In case you’re new to this blog or to my world, I own a small (seriously, small) business– a fashion fabric boutique in Austin, Texas. It has just over 1000 square feet, and 95% of the time this place is open, I’m holding down the fort. I’ve put my literal blood, sweat and tears into this business (the blood and sweat parts building the fixtures by hand, as well as a few challenging sewing jobs.) I put my life savings, my severance from my former employer, my kid’s college fund, and my entire credit limit into opening and maintaining this shop. I hand curate every fiber of fabric in here. I lovingly clean, tidy, fluff, tuck, and drape everything in the store, every day.

What bothers me is this– saying hello. It costs nothing. It hurts no one. When you walk into my shop, or any other mom n’ pop small business, SAY HELLO. I make it a point to say hello or even ‘WELCOME’ to every single person that walks into my shop. Is that annoying to some folks? Well, I guess it is, because on a daily basis, I get responses such as a smirk, an eyeroll, yelling “JUST LOOKING!” at me, or even the dreaded total lack of acknowledgement of my existence. Worse, they leave without making a peep (which, I don’t know if you realize, looks an awful lot like storming out or– EEK!– shoplifting!) I spend more time and definitely way more money on this store than I do in my own home, and if you treated me like that at my house, I would ask you to leave. I’m serious.
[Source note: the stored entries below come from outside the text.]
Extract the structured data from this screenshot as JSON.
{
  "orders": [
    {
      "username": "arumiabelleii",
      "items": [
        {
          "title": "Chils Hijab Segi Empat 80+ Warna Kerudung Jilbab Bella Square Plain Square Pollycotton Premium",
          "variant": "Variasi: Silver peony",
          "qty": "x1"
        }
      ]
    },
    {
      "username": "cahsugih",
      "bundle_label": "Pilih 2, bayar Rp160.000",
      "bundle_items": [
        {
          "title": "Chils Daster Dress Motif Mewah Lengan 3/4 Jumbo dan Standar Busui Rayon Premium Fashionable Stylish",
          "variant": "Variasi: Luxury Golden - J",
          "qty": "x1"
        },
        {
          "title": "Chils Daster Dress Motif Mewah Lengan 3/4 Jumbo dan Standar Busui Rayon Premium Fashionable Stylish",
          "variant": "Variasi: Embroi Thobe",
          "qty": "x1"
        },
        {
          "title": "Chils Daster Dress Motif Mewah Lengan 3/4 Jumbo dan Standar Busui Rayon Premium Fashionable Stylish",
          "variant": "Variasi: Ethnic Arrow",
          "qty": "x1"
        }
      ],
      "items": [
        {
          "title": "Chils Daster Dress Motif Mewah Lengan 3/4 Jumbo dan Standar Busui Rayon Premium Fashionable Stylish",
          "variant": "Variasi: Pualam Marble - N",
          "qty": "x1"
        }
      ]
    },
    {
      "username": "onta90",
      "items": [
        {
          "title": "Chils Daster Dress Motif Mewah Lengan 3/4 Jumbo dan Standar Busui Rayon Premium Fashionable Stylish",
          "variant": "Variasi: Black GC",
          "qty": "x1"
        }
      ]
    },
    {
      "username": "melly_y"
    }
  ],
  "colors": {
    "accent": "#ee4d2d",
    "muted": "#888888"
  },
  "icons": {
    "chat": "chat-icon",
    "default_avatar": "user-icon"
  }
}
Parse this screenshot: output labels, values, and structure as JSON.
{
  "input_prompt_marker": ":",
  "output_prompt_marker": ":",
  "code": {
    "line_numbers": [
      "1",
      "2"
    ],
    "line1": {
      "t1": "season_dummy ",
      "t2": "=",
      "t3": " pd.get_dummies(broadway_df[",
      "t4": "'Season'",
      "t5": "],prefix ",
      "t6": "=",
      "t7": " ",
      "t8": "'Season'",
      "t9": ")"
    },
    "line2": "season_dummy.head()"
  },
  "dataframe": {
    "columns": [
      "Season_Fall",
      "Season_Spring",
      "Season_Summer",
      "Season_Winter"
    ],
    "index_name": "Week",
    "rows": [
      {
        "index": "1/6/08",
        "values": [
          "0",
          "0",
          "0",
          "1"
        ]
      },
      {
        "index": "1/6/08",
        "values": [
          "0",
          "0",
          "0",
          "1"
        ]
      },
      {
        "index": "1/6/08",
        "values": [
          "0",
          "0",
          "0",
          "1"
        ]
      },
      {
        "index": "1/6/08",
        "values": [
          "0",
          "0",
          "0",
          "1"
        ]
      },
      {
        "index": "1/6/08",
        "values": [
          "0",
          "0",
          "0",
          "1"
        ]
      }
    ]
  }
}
Look, I used to work at Macy’s and Coach. I know how annoying the salespeople at department and chain stores can be, because I used to have to be one. Honey, this ain’t Nordstrom. This is a local, independent business that would not even exist if I didn’t make extreme personal sacrifices to make it so.

This rant is not just for me, it’s for every single small business out there– restaurants, indie comedy theaters, food trailers, coffee shops, whatever. Like the GOP hilariously chanted in 2012 elections, WE BUILT THAT. For someone to come in and treat us in a less than dignified manner in the very space we created? It’s an insult.

Maybe they just aren’t aware, I tell myself. Maybe I’m just being too sensitive. You’ll probably say the same thing. Sure, if I were talking about one or two people since we opened our doors, I’d agree. I deal with this daily. It wears on me. As much training as I’ve had in my retail career to treat you as a guest, and as much of an implied threat I get from every soul that enters my shop that I’ll get railed on Yelp later if I so much as focus on another customer more than them (again, I greet EVERYONE, and try to help everyone, too, which is sometimes impossible), the least you could do is 1/10th in return…

So if it’s a lack of awareness, I’m doing my part to change that by writing a blog about it. Say hello to a small businessperson when you enter their domain. Better yet, say goodbye or (GASP) thank you as you leave, even if you don’t buy anything. It probably won’t make their day, but at least it will persist in making them feel human. Being a small business owner is anything but easy, so please be nice to us.

P.S. Don’t ask for discounts. We offer many to those who need it, but let that be our call. Just remember every time you ask a small business for an arbitrary discount, it may literally be coming out of their kid’s college fund. When you lovingly pay full price, think of it as a donation to a kitten or a puppy at a shelter if that makes you feel better. My kid’s just as cute.